As banks stop lending and inflation eats away at the pay packets of those lucky enough to still be in work, the past year has seen an explosion in high-cost credit lending in the UK. Payday loan companies and hire purchase stores now dominate town centres around Britain, offering astronomical interest rates on loans to those who have few other options to cover their outgoings. Last year, the payday loan sector was worth £1.7bn, a fivefold increase in the past few years. The pace of expansion is accelerating, too. Between April and May this year alone, there was a 58 per cent rise in numbers of people applying for a payday loan via moneysupermarket.com.
But this industry benefits from a lack of legislation which means that companies can charge whatever they like for credit, leading to eye-popping APRs of 4,500 per cent or more, and record profits. Wonga.com, the best-known online payday lender, quadrupled its turnover to £73.8m last year, generating £15m for its shareholders. Meanwhile, Dollar Financial, a US-based lender that owns The Money Shop, has expanded from just one store here in 1992 to more than 400 outlets across the UK. Next year, it plans to quadruple the number of stores it operates on Britain's high streets. Its chief executive recently told investors that the company's big push into recession-hit UK market had only just begun and that its target was to reach a "full country build-out" of 1,200 stores.
Across Europe and North America, governments have responded to the growth of the high-cost credit industry with restrictions on what may be charged for credit and measures to prevent the repeated "rolling over" of loans, a practice which causes serious financial detriment for consumers. These countries have lower levels of illegal lending, too, dispelling the myth that capping credit costs pushes consumers into the hands of loan sharks.
Here, our Government takes a different approach, andis seemingly impervious to the evidence of the problems being faced by millions of consumers. Citizens Advice reports a fourfold increase since 2009 in the numbers of people coming to them with debt problems after taking out payday loans. These are not people borrowing for luxuries: the Debt Advice Foundation details how one in four people who take out a payday loan need the money to buy food or essentials for their household, with 44 per cent using them to pay off other debts.
Paying for Christmas this year will be a tough proposition for millions of households across the country. New research from the Consumer Credit Counselling Service has identified 6.2 million households as financially vulnerable, and the Resolution Foundation claims that the average household will be as much as 7.5 per cent worse off next year than it is this year. Any increase in interest rates or further rises in inflation could see even more families tipped into destitution and forced to turn to these firms. While some customers are able to use these loans to manage their finances, many more find that what is supposed to be a short-term fix quickly becomes a long-term debt.

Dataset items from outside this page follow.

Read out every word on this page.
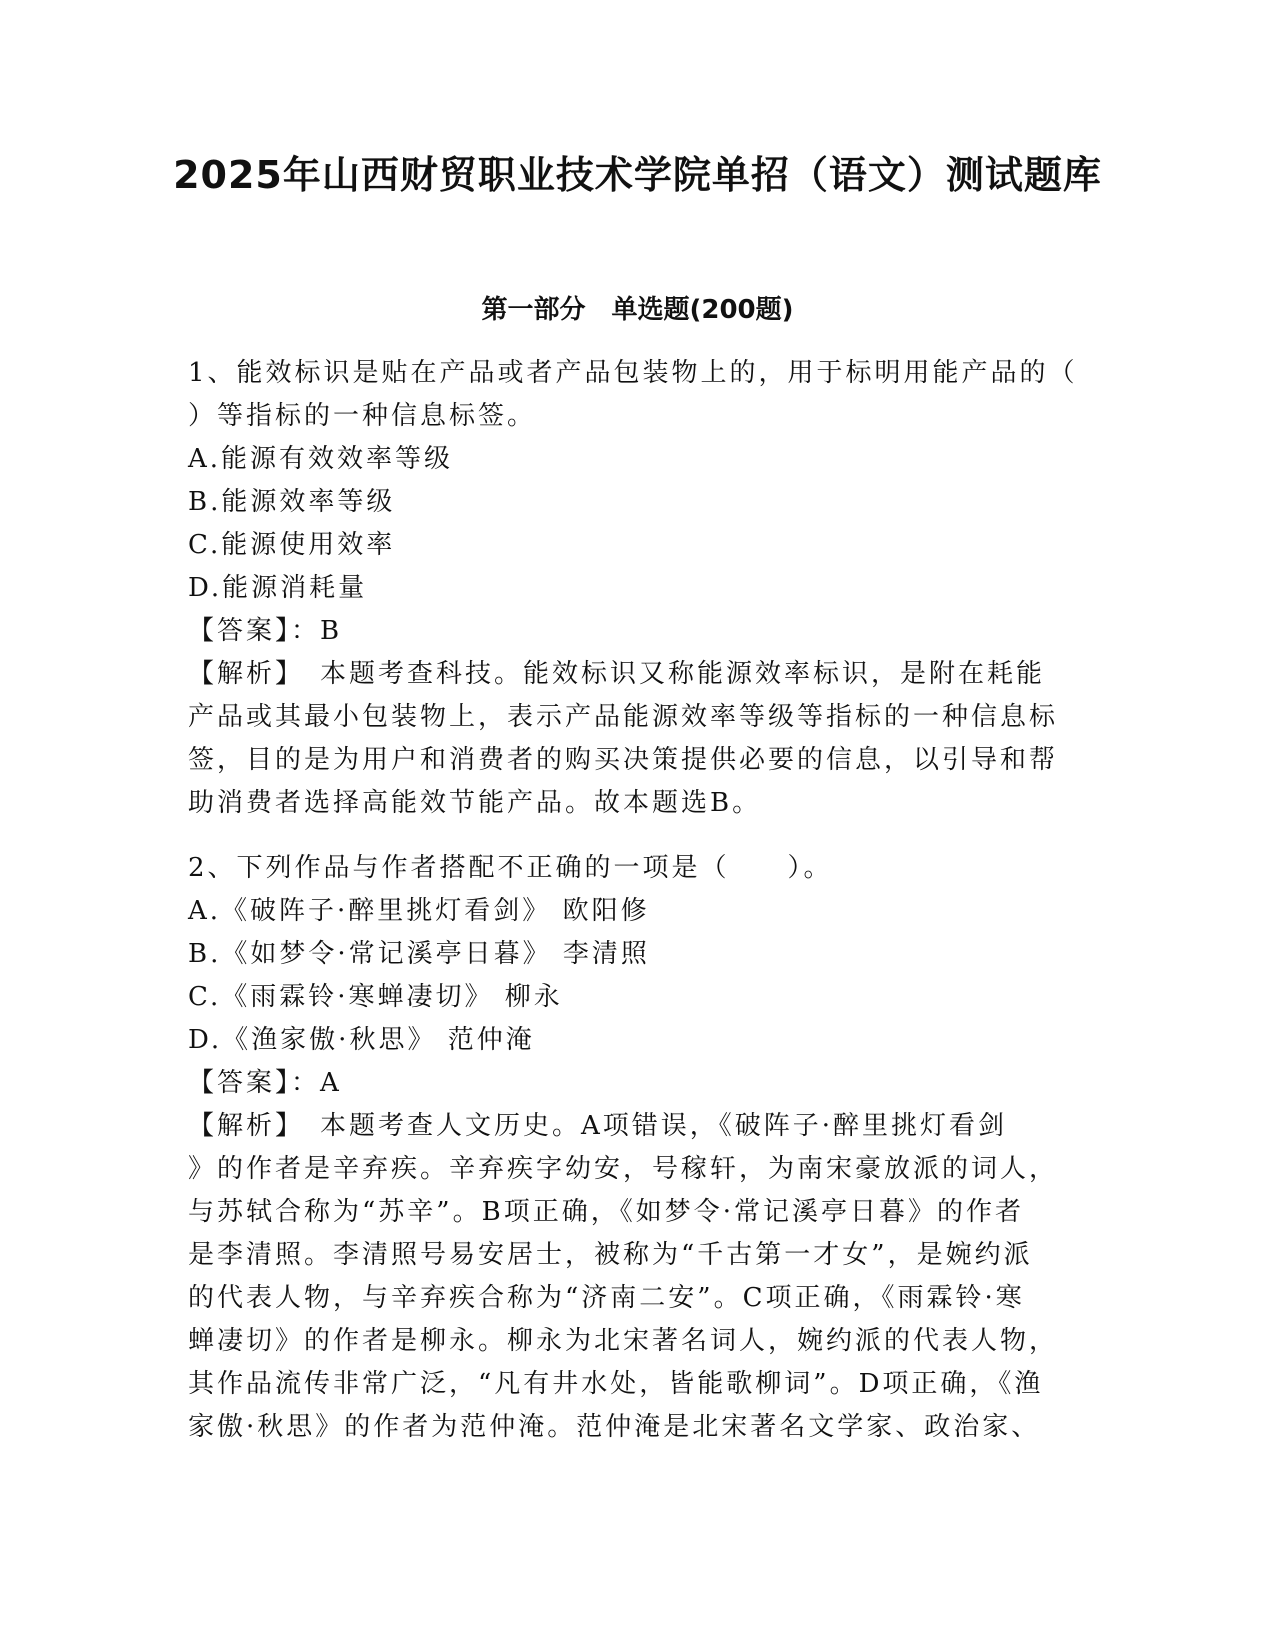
2025年山西财贸职业技术学院单招（语文）测试题库
第一部分　单选题(200题)
1、能效标识是贴在产品或者产品包装物上的，用于标明用能产品的（
）等指标的一种信息标签。
A.能源有效效率等级
B.能源效率等级
C.能源使用效率
D.能源消耗量
【答案】：B
【解析】　本题考查科技。能效标识又称能源效率标识，是附在耗能
产品或其最小包装物上，表示产品能源效率等级等指标的一种信息标
签，目的是为用户和消费者的购买决策提供必要的信息，以引导和帮
助消费者选择高能效节能产品。故本题选B。
2、下列作品与作者搭配不正确的一项是（　　）。
A.《破阵子·醉里挑灯看剑》 欧阳修
B.《如梦令·常记溪亭日暮》 李清照
C.《雨霖铃·寒蝉凄切》 柳永
D.《渔家傲·秋思》 范仲淹
【答案】：A
【解析】　本题考查人文历史。A项错误，《破阵子·醉里挑灯看剑
》的作者是辛弃疾。辛弃疾字幼安，号稼轩，为南宋豪放派的词人，
与苏轼合称为“苏辛”。B项正确，《如梦令·常记溪亭日暮》的作者
是李清照。李清照号易安居士，被称为“千古第一才女”，是婉约派
的代表人物，与辛弃疾合称为“济南二安”。C项正确，《雨霖铃·寒
蝉凄切》的作者是柳永。柳永为北宋著名词人，婉约派的代表人物，
其作品流传非常广泛，“凡有井水处，皆能歌柳词”。D项正确，《渔
家傲·秋思》的作者为范仲淹。范仲淹是北宋著名文学家、政治家、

Regulating the costs of credit would make a real difference to squeezed household budgets. That's why for more than a year now I have been proposing legislation to introduce a range of caps on the charges these firms can levy. Based on what we know works in Europe and America, this would prevent the worst legal loan sharks from exploiting vulnerable people's desperation for cash, and allow the more responsible lenders to operate in a legitimate environment. The proposal has the support of a broad coalition of debt experts, consumer groups and MPs. Furthermore, a recent survey showed that 73 per cent of the public support caps on the cost of credit.

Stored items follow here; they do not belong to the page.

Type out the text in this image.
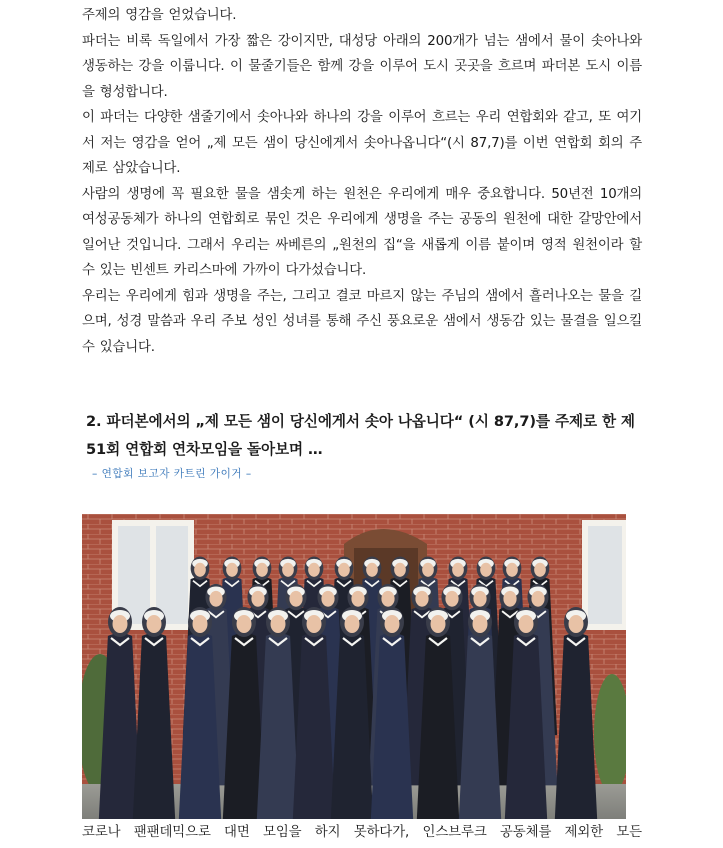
주제의 영감을 얻었습니다.

파더는 비록 독일에서 가장 짧은 강이지만, 대성당 아래의 200개가 넘는 샘에서 물이 솟아나와 생동하는 강을 이룹니다. 이 물줄기들은 함께 강을 이루어 도시 곳곳을 흐르며 파더본 도시 이름을 형성합니다.

이 파더는 다양한 샘줄기에서 솟아나와 하나의 강을 이루어 흐르는 우리 연합회와 같고, 또 여기서 저는 영감을 얻어 „제 모든 샘이 당신에게서 솟아나옵니다“(시 87,7)를 이번 연합회 회의 주제로 삼았습니다.

사람의 생명에 꼭 필요한 물을 샘솟게 하는 원천은 우리에게 매우 중요합니다. 50년전 10개의 여성공동체가 하나의 연합회로 묶인 것은 우리에게 생명을 주는 공동의 원천에 대한 갈망안에서 일어난 것입니다. 그래서 우리는 싸베른의 „원천의 집“을 새롭게 이름 붙이며 영적 원천이라 할 수 있는 빈센트 카리스마에 가까이 다가섰습니다.

우리는 우리에게 힘과 생명을 주는, 그리고 결코 마르지 않는 주님의 샘에서 흘러나오는 물을 길으며, 성경 말씀과 우리 주보 성인 성녀를 통해 주신 풍요로운 샘에서 생동감 있는 물결을 일으킬 수 있습니다.

2. 파더본에서의 „제 모든 샘이 당신에게서 솟아 나옵니다“ (시 87,7)를 주제로 한 제 51회 연합회 연차모임을 돌아보며 …

– 연합회 보고자 카트린 가이거 –

코로나 팬팬데믹으로 대면 모임을 하지 못하다가, 인스브루크 공동체를 제외한 모든
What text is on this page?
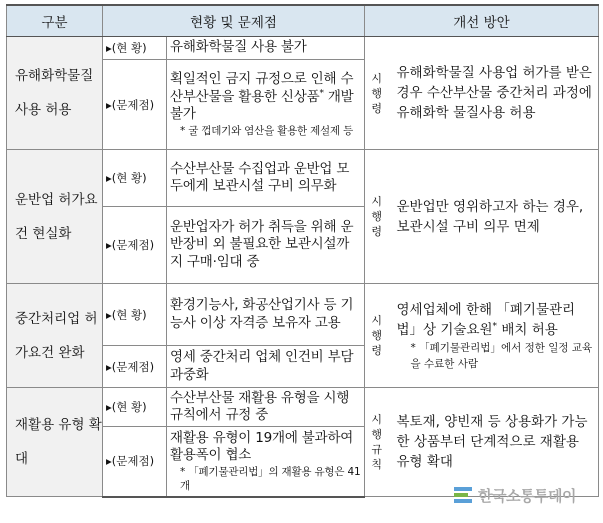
구분	현황 및 문제점		개선 방안	
유해화학물질 사용 허용	▸(현 황)	유해화학물질 사용 불가	시행령	유해화학물질 사용업 허가를 받은 경우 수산부산물 중간처리 과정에 유해화학 물질사용 허용
	▸(문제점)	획일적인 금지 규정으로 인해 수산부산물을 활용한 신상품* 개발 불가
* 굴 껍데기와 염산을 활용한 제설제 등		

운반업 허가요건 현실화	▸(현 황)	수산부산물 수집업과 운반업 모두에게 보관시설 구비 의무화	시행령	운반업만 영위하고자 하는 경우, 보관시설 구비 의무 면제
	▸(문제점)	운반업자가 허가 취득을 위해 운반장비 외 불필요한 보관시설까지 구매·임대 중		
중간처리업 허가요건 완화	▸(현 황)	환경기능사, 화공산업기사 등 기능사 이상 자격증 보유자 고용	시행령	영세업체에 한해 「폐기물관리법」상 기술요원* 배치 허용
* 「폐기물관리법」에서 정한 일정 교육을 수료한 사람

	▸(문제점)	영세 중간처리 업체 인건비 부담 과중화		
재활용 유형 확대	▸(현 황)	수산부산물 재활용 유형을 시행규칙에서 규정 중	시행규칙	복토재, 양빈재 등 상용화가 가능한 상품부터 단계적으로 재활용 유형 확대
	▸(문제점)	재활용 유형이 19개에 불과하여 활용폭이 협소
* 「폐기물관리법」의 재활용 유형은 41개		
한국소통투데이
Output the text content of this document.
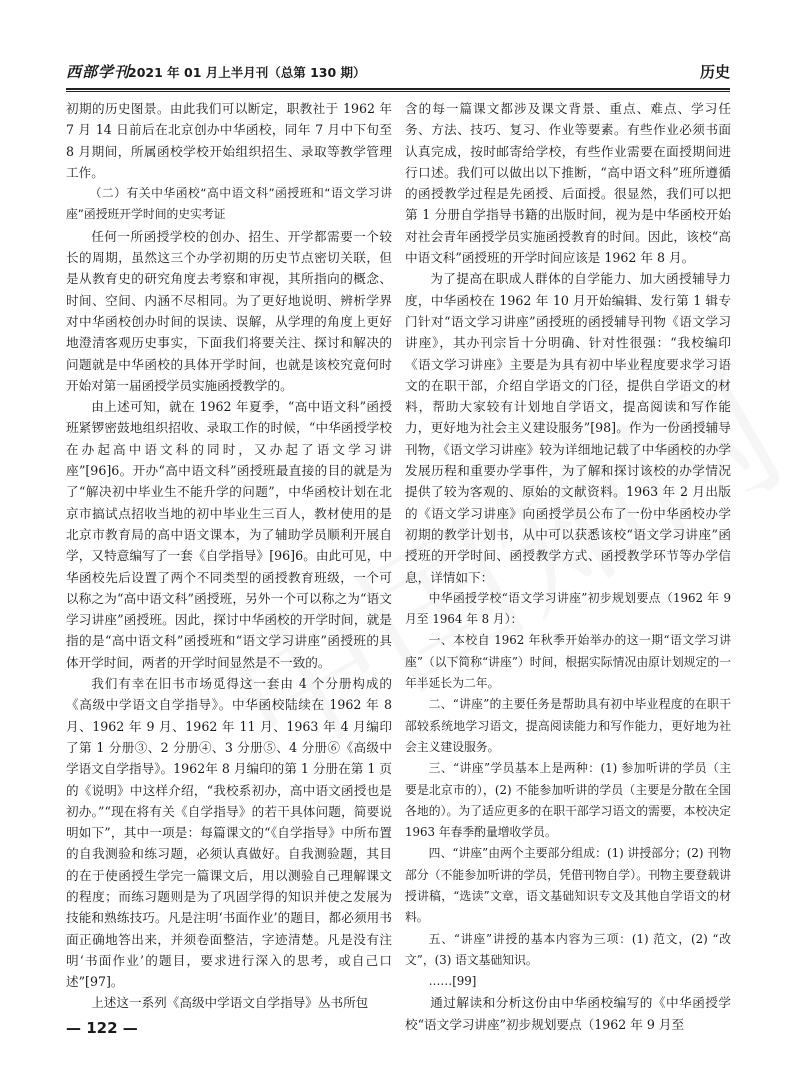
西部学刊
2021 年 01 月上半月刊（总第 130 期）	历史

初期的历史图景。由此我们可以断定，职教社于 1962 年 7 月 14 日前后在北京创办中华函校，同年 7 月中下旬至 8 月期间，所属函校学校开始组织招生、录取等教学管理工作。

（二）有关中华函校“高中语文科”函授班和“语文学习讲座”函授班开学时间的史实考证

任何一所函授学校的创办、招生、开学都需要一个较长的周期，虽然这三个办学初期的历史节点密切关联，但是从教育史的研究角度去考察和审视，其所指向的概念、时间、空间、内涵不尽相同。为了更好地说明、辨析学界对中华函校创办时间的误读、误解，从学理的角度上更好地澄清客观历史事实，下面我们将要关注、探讨和解决的问题就是中华函校的具体开学时间，也就是该校究竟何时开始对第一届函授学员实施函授教学的。

由上述可知，就在 1962 年夏季，“高中语文科”函授班紧锣密鼓地组织招收、录取工作的时候，“中华函授学校在办起高中语文科的同时，又办起了语文学习讲座”[96]6。开办“高中语文科”函授班最直接的目的就是为了“解决初中毕业生不能升学的问题”，中华函校计划在北京市搞试点招收当地的初中毕业生三百人，教材使用的是北京市教育局的高中语文课本，为了辅助学员顺利开展自学，又特意编写了一套《自学指导》[96]6。由此可见，中华函校先后设置了两个不同类型的函授教育班级，一个可以称之为“高中语文科”函授班，另外一个可以称之为“语文学习讲座”函授班。因此，探讨中华函校的开学时间，就是指的是“高中语文科”函授班和“语文学习讲座”函授班的具体开学时间，两者的开学时间显然是不一致的。

我们有幸在旧书市场觅得这一套由 4 个分册构成的《高级中学语文自学指导》。中华函校陆续在 1962 年 8 月、1962 年 9 月、1962 年 11 月、1963 年 4 月编印了第 1 分册③、2 分册④、3 分册⑤、4 分册⑥《高级中学语文自学指导》。1962年 8 月编印的第 1 分册在第 1 页的《说明》中这样介绍，“我校系初办，高中语文函授也是初办。”“现在将有关《自学指导》的若干具体问题，简要说明如下”，其中一项是：每篇课文的“《自学指导》中所布置的自我测验和练习题，必须认真做好。自我测验题，其目的在于使函授生学完一篇课文后，用以测验自己理解课文的程度；而练习题则是为了巩固学得的知识并使之发展为技能和熟练技巧。凡是注明‘书面作业’的题目，都必须用书面正确地答出来，并须卷面整洁，字迹清楚。凡是没有注明‘书面作业’的题目，要求进行深入的思考，或自己口述”[97]。

上述这一系列《高级中学语文自学指导》丛书所包

含的每一篇课文都涉及课文背景、重点、难点、学习任务、方法、技巧、复习、作业等要素。有些作业必须书面认真完成，按时邮寄给学校，有些作业需要在面授期间进行口述。我们可以做出以下推断，“高中语文科”班所遵循的函授教学过程是先函授、后面授。很显然，我们可以把第 1 分册自学指导书籍的出版时间，视为是中华函校开始对社会青年函授学员实施函授教育的时间。因此，该校“高中语文科”函授班的开学时间应该是 1962 年 8 月。

为了提高在职成人群体的自学能力、加大函授辅导力度，中华函校在 1962 年 10 月开始编辑、发行第 1 辑专门针对“语文学习讲座”函授班的函授辅导刊物《语文学习讲座》，其办刊宗旨十分明确、针对性很强：“我校编印《语文学习讲座》主要是为具有初中毕业程度要求学习语文的在职干部，介绍自学语文的门径，提供自学语文的材料，帮助大家较有计划地自学语文，提高阅读和写作能力，更好地为社会主义建设服务”[98]。作为一份函授辅导刊物，《语文学习讲座》较为详细地记载了中华函校的办学发展历程和重要办学事件，为了解和探讨该校的办学情况提供了较为客观的、原始的文献资料。1963 年 2 月出版的《语文学习讲座》向函授学员公布了一份中华函校办学初期的教学计划书，从中可以获悉该校“语文学习讲座”函授班的开学时间、函授教学方式、函授教学环节等办学信息，详情如下：

中华函授学校“语文学习讲座”初步规划要点（1962 年 9 月至 1964 年 8 月）：

一、本校自 1962 年秋季开始举办的这一期“语文学习讲座”（以下简称“讲座”）时间，根据实际情况由原计划规定的一年半延长为二年。

二、“讲座”的主要任务是帮助具有初中毕业程度的在职干部较系统地学习语文，提高阅读能力和写作能力，更好地为社会主义建设服务。

三、“讲座”学员基本上是两种：(1) 参加听讲的学员（主要是北京市的），(2) 不能参加听讲的学员（主要是分散在全国各地的）。为了适应更多的在职干部学习语文的需要，本校决定 1963 年春季酌量增收学员。

四、“讲座”由两个主要部分组成：(1) 讲授部分；(2) 刊物部分（不能参加听讲的学员，凭借刊物自学）。刊物主要登载讲授讲稿，“选读”文章，语文基础知识专文及其他自学语文的材料。

五、“讲座”讲授的基本内容为三项：(1) 范文，(2) “改文”，(3) 语文基础知识。

……[99]

通过解读和分析这份由中华函校编写的《中华函授学校“语文学习讲座”初步规划要点（1962 年 9 月至

— 122 —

In response to this growing tide of pressure, the Government proposed commissioning research into the issue. It will take at least a year to report back, leaving vulnerable consumers in the lurch as Christmas approaches and with no guarantee of action as a result. An e-petition has been tabled calling on the Government to act now to end socalled legal loan sharking. Signing it will help send a clear message that the British public wants the same protection enjoyed by others across the world. With ministers refusing to meet me to discuss the matter, only the public can hold them to account for the consequences of this delay to families this winter.